Most of the fresh water then temporarily collects in the Arctic Ocean basin. Only when the so-called North Atlantic Oscillation (NOA) - the difference in air pressure between the Icelandic low and the Azores high - is particularly pronounced and an extra stiff breeze blows from the west, does it slosh into the North Atlantic. This exchange was clearly pronounced around the 1970s, but NOA is currently in a somewhat weaker phase again, which reduces the water exchange into the Atlantic. Based on their data, however, the researchers predict that revitalization will soon take place and with it another large freshwater surge southwards.
Perhaps the inflowing and relatively cool dew and rain water also contributed to the fact that the North Atlantic did not continue to heat up in 2003 and 2005, despite the very high air temperatures worldwide, but cooled down. Between 1955 and at least 1998, the seas warmed up by around 0.04 degrees Celsius on a global average - measured down to a depth of 3000 meters: in the layers near the surface the increase was significantly greater at 0.5 to 1 degree Celsius. In contrast, in 2003 and 2005 the top 750 meters of the world's oceans released about a fifth of the heat energy gained in the previous decades back into the atmosphere, according to measurements by researchers led by John Lyman of the US National Oceanic and Atmospheric Administration (NOAA) .

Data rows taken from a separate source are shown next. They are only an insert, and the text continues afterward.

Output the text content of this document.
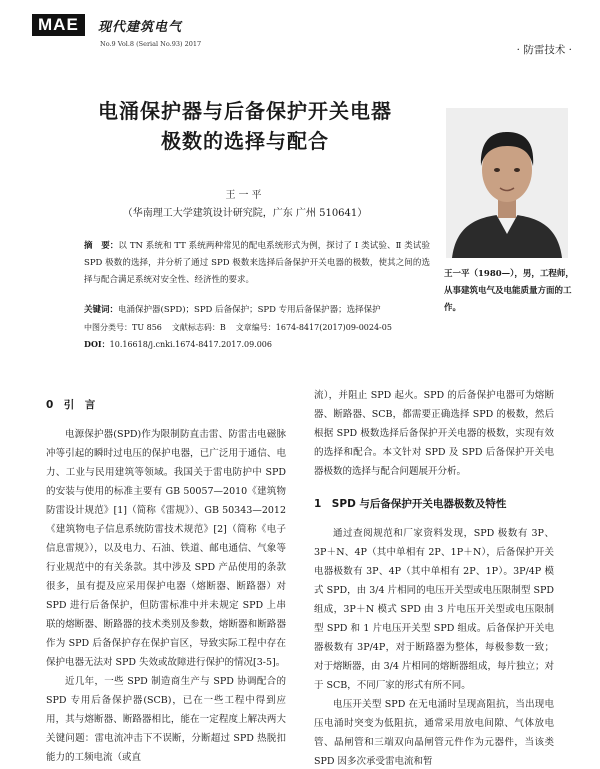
MAE	现代建筑电气
No.9 Vol.8 (Serial No.93) 2017	· 防雷技术 ·
电涌保护器与后备保护开关电器
极数的选择与配合
王一平
（华南理工大学建筑设计研究院，广东 广州 510641）
王一平（1980—），男，工程师，从事建筑电气及电能质量方面的工作。
摘　要：以 TN 系统和 TT 系统两种常见的配电系统形式为例，探讨了 Ⅰ 类试验、Ⅱ 类试验 SPD 极数的选择，并分析了通过 SPD 极数来选择后备保护开关电器的极数，使其之间的选择与配合满足系统对安全性、经济性的要求。
关键词：电涌保护器(SPD)；SPD 后备保护；SPD 专用后备保护器；选择保护
中图分类号：TU 856 文献标志码：B 文章编号：1674-8417(2017)09-0024-05
DOI：10.16618/j.cnki.1674-8417.2017.09.006
0　引　言

电源保护器(SPD)作为限制防直击雷、防雷击电磁脉冲等引起的瞬时过电压的保护电器，已广泛用于通信、电力、工业与民用建筑等领域。我国关于雷电防护中 SPD 的安装与使用的标准主要有 GB 50057—2010《建筑物防雷设计规范》[1]（简称《雷规》）、GB 50343—2012《建筑物电子信息系统防雷技术规范》[2]（简称《电子信息雷规》），以及电力、石油、铁道、邮电通信、气象等行业规范中的有关条款。其中涉及 SPD 产品使用的条款很多，虽有提及应采用保护电器（熔断器、断路器）对 SPD 进行后备保护，但防雷标准中并未规定 SPD 上串联的熔断器、断路器的技术类别及参数，熔断器和断路器作为 SPD 后备保护存在保护盲区，导致实际工程中存在保护电器无法对 SPD 失效或故障进行保护的情况[3-5]。

近几年，一些 SPD 制造商生产与 SPD 协调配合的 SPD 专用后备保护器(SCB)，已在一些工程中得到应用，其与熔断器、断路器相比，能在一定程度上解决两大关键问题：雷电流冲击下不误断，分断超过 SPD 热脱扣能力的工频电流（或直

流），并阻止 SPD 起火。SPD 的后备保护电器可为熔断器、断路器、SCB，都需要正确选择 SPD 的极数，然后根据 SPD 极数选择后备保护开关电器的极数，实现有效的选择和配合。本文针对 SPD 及 SPD 后备保护开关电器极数的选择与配合问题展开分析。

1　SPD 与后备保护开关电器极数及特性

通过查阅规范和厂家资料发现，SPD 极数有 3P、3P＋N、4P（其中单相有 2P、1P＋N），后备保护开关电器极数有 3P、4P（其中单相有 2P、1P）。3P/4P 模式 SPD，由 3/4 片相同的电压开关型或电压限制型 SPD 组成，3P＋N 模式 SPD 由 3 片电压开关型或电压限制型 SPD 和 1 片电压开关型 SPD 组成。后备保护开关电器极数有 3P/4P，对于断路器为整体，每极参数一致；对于熔断器，由 3/4 片相同的熔断器组成，每片独立；对于 SCB，不同厂家的形式有所不同。

电压开关型 SPD 在无电涌时呈现高阻抗，当出现电压电涌时突变为低阻抗，通常采用放电间隙、气体放电管、晶闸管和三端双向晶闸管元件作为元器件，当该类 SPD 因多次承受雷电流和暂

However, the researchers are not yet able to fully explain why the development of the sea bodies in these two years ran counter to the increasing air temperatures. They obtain their data in part from around 2,500 diving buoys and floating buoys floating on the sea, which can sink to great depths in order to record the salinity and temperatures there. However, these are unevenly distributed across the seven seas, so that a simple shift of warm water bodies to less densely populated regions could skew the results.
Possibly slightly changed ocean currents, the increased rise of cold deep water - such as west of Peru or Namibia - or the aforementioned cool freshwater increase from rivers and drift ice also play a role. Most likely, however, the researchers think a temporary cooling as a side effect of the warming. It sounds paradoxical, but it's not: Rising temperatures are driving evaporation, resulting in a net energy loss for the ocean and also promoting cloud formation, which has increased by one to two percent since 1999, according to analysis by the International Satellite Cloud Climatology Project. However, more clouds block the sun's rays and can delay or temporarily block direct heating, which turns the thermostat down in the water.
There is another reason why this argument is unsuitable for climate change skeptics, because the cooling should actually have led to a drop in sea level by an average of two millimeters: Just as heating water expands, cooling water should contract again. The opposite was the case, however, satellites measured a continuous increase in levels in all the years between 1993 and 2005 - and 2003 and 2005 were no exception. The melting glaciers in Antarctica and especially in Greenland may well be pumping more freshwater into the seas than is known, thus closing the loop for the time being.